Configuring Access Manager

NOTE:To deploy this identity federation, create a new contract with the “urn:oasis:names:tc:SAML:2.0:ac:classes:Password” URI and with the name password form method. Configure this contract as the default contract.

Using ADFS Metadata to Add a New Service Provider for Access Manager

Getting the AD FS 2.0 Metadata

  1. Access the AD FS server metadata URL at https://<<ADFS (hostname or IP)/FederationMetadata/2007-06/FederationMetadata.xml.

  2. Save the AD FS metadata file.

  3. Open the AD FS metadata file in any XML editor.

  4. Remove the <RoleDescriptor> tags from the metadata. For example, remove the following tags:

    <RoleDescriptor xsi:type="fed:ApplicationServiceType" protocolSupportEnumeration=http://..................... ……> ……….</RoleDescriptor>
      <RoleDescriptor xsi:type="fed:SecurityTokenServiceType" protocolSupportEnumeration=http://.....  ………> </RoleDescriptor>

  5. Save the changes.

Adding a New Service Provider Connection

  1. On the Home page, click Applications > Select a Cluster > New Application > [SAML2 Service Provider application name].

  2. In Name, specify a name by which you want to refer to the provider.

  3. Select Metadata Text from Source.

  4. In Text, specify AD FS metadata that you copied in Step 5.

  5. Click Next > Finish.

  6. Update Identity Server.

Adding an AD FS Server Trusted Certificate

  1. Download the certificate authority (CA) certificate from the AD FS server.

  2. On the Home page, click Certificates > Trusted Roots > Import.

  3. Specify a name for the certificate and browse for the ADFS certificate.

  4. Click OK.

  5. Click Uploaded AD FS CA.

  6. Click Add Trusted Root to Trust Stores and select config store.

  7. Update Identity Server.

Creating an Attribute Set in Access Manager

  1. On the Home page, click Identity Servers > IDP Global Settings icon > Attribute Sets > Plus icon.
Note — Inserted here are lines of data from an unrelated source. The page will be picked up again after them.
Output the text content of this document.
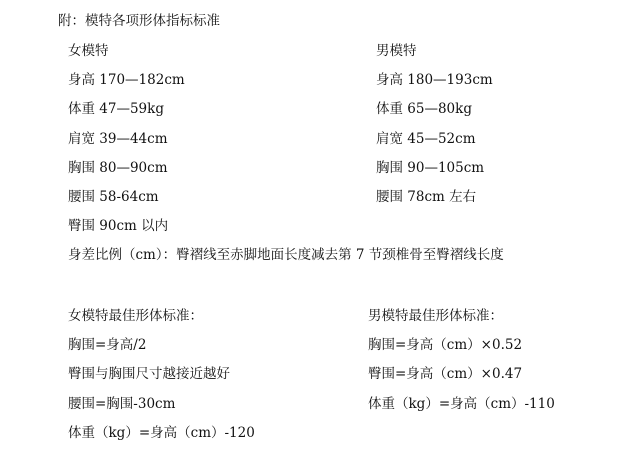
附：模特各项形体指标标准
女模特
身高 170—182cm
体重 47—59kg
肩宽 39—44cm
胸围 80—90cm
腰围 58-64cm
臀围 90cm 以内
男模特
身高 180—193cm
体重 65—80kg
肩宽 45—52cm
胸围 90—105cm
腰围 78cm 左右
身差比例（cm）：臀褶线至赤脚地面长度减去第 7 节颈椎骨至臀褶线长度
女模特最佳形体标准：
胸围=身高/2
臀围与胸围尺寸越接近越好
腰围=胸围-30cm
体重（kg）=身高（cm）-120
男模特最佳形体标准：
胸围=身高（cm）×0.52
臀围=身高（cm）×0.47
体重（kg）=身高（cm）-110
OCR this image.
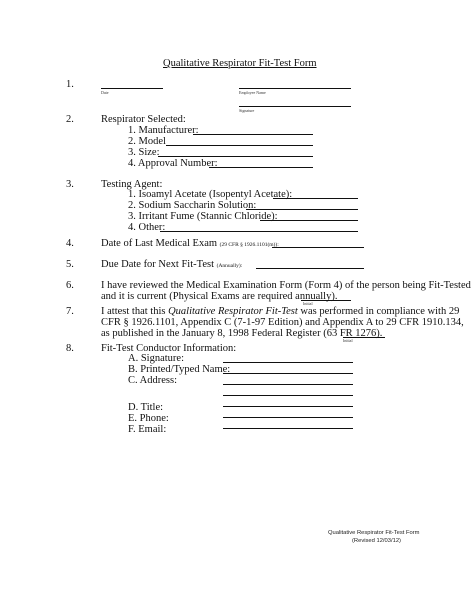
Qualitative Respirator Fit-Test Form
1.
Date	Employee Name
Signature
2.	Respirator Selected:
1. Manufacturer:
2. Model
3. Size:
4. Approval Number:
3.	Testing Agent:
1. Isoamyl Acetate (Isopentyl Acetate):
2. Sodium Saccharin Solution:
3. Irritant Fume (Stannic Chloride):
4. Other:
4.	Date of Last Medical Exam (29 CFR § 1926.1101(m)):
5.	Due Date for Next Fit-Test (Annually):
6.	I have reviewed the Medical Examination Form (Form 4) of the person being Fit-Tested
and it is current (Physical Exams are required annually).
Initial
7.	I attest that this Qualitative Respirator Fit-Test was performed in compliance with 29
CFR § 1926.1101, Appendix C (7-1-97 Edition) and Appendix A to 29 CFR 1910.134,
as published in the January 8, 1998 Federal Register (63 FR 1276).
Initial
8.	Fit-Test Conductor Information:
A. Signature:
B. Printed/Typed Name:
C. Address:
D. Title:
E. Phone:
F. Email:
Qualitative Respirator Fit-Test Form
(Revised 12/03/12)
  2. Provide the attribute set name as adfs-attributes.

  3. Click Next with the default selections.

  4. Click Add Attribute Mapping.

  5. Select ldapattribute mail in Local Attribute.
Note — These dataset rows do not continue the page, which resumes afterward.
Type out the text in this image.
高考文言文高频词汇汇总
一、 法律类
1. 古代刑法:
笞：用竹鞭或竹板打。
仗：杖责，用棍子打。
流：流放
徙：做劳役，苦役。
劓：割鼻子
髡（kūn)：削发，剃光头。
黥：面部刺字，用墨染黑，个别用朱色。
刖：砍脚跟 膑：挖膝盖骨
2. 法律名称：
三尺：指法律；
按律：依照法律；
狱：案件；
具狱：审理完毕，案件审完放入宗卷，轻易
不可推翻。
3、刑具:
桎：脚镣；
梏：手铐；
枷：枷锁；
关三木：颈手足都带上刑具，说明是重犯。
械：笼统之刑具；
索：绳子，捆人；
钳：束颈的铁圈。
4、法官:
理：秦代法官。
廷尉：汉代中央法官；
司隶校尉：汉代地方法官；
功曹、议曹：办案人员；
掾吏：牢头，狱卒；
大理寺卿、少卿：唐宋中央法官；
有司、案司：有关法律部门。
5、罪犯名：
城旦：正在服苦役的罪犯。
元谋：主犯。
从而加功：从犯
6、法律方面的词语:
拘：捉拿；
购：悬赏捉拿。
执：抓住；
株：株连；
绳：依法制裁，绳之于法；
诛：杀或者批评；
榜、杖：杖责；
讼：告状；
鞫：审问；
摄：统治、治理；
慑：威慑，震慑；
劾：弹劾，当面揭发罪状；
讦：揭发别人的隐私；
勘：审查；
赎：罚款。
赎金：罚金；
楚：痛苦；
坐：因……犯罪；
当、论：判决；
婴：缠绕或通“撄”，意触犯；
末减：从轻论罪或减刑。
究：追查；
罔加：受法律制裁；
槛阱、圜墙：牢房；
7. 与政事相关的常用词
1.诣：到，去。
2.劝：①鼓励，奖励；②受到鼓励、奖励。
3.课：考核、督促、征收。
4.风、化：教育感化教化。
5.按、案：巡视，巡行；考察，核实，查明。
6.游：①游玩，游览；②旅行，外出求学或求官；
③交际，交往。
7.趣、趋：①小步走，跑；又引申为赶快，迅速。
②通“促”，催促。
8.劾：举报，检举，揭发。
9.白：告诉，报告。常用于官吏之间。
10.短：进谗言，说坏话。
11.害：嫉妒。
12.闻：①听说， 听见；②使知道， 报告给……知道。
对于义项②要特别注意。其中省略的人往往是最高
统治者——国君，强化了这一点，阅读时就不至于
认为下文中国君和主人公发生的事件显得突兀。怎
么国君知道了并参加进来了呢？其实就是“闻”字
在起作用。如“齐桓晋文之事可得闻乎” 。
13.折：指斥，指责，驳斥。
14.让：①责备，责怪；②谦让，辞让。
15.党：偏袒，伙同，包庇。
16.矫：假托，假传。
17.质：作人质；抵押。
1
  6. Specify emailaddress in Remote Attribute.

  7. Select http://schemas.xmlsoap.org/ws/2005/05/identity/claims/ in Remote Namespace.

  8. Click Save.

  9. Click Add Attribute Mapping.

  10. Select All Roles in Local Attribute.

  11. Specify roles in Remote Attribute.

  12. Select http://schemas.xmlsoap.org/ws/2005/05/identity/claims/ in Remote Namespace.

  13. Click Save.

  14. Update Identity Server.

Configuring the Service Provider in Access Manager

  1. Select the ADFS service provider in the SAML 2.0 tab.

  2. Click Authentication Response.

  3. Select Binding to Post.

  4. Specify the name identifier format default value and select unspecified along with the defaults.

  5. Click Attributes.

  6. Select adfs-attributes from Attribute Set.

  7. Select the required attributes to be sent with authentication. For example, mail and cn.

  8. Click Save.

  9. Update Identity Server.

Exporting the Identity Provider Metadata to a File

Access https://<<Identity server IP / dns name>>:8443/nidp/saml2/metadata in a browser and save the page as XML, such asnam_metadata.xml. AD FS 2.0 uses this XML to automate the setup of the Access Manager Claims Provider instance.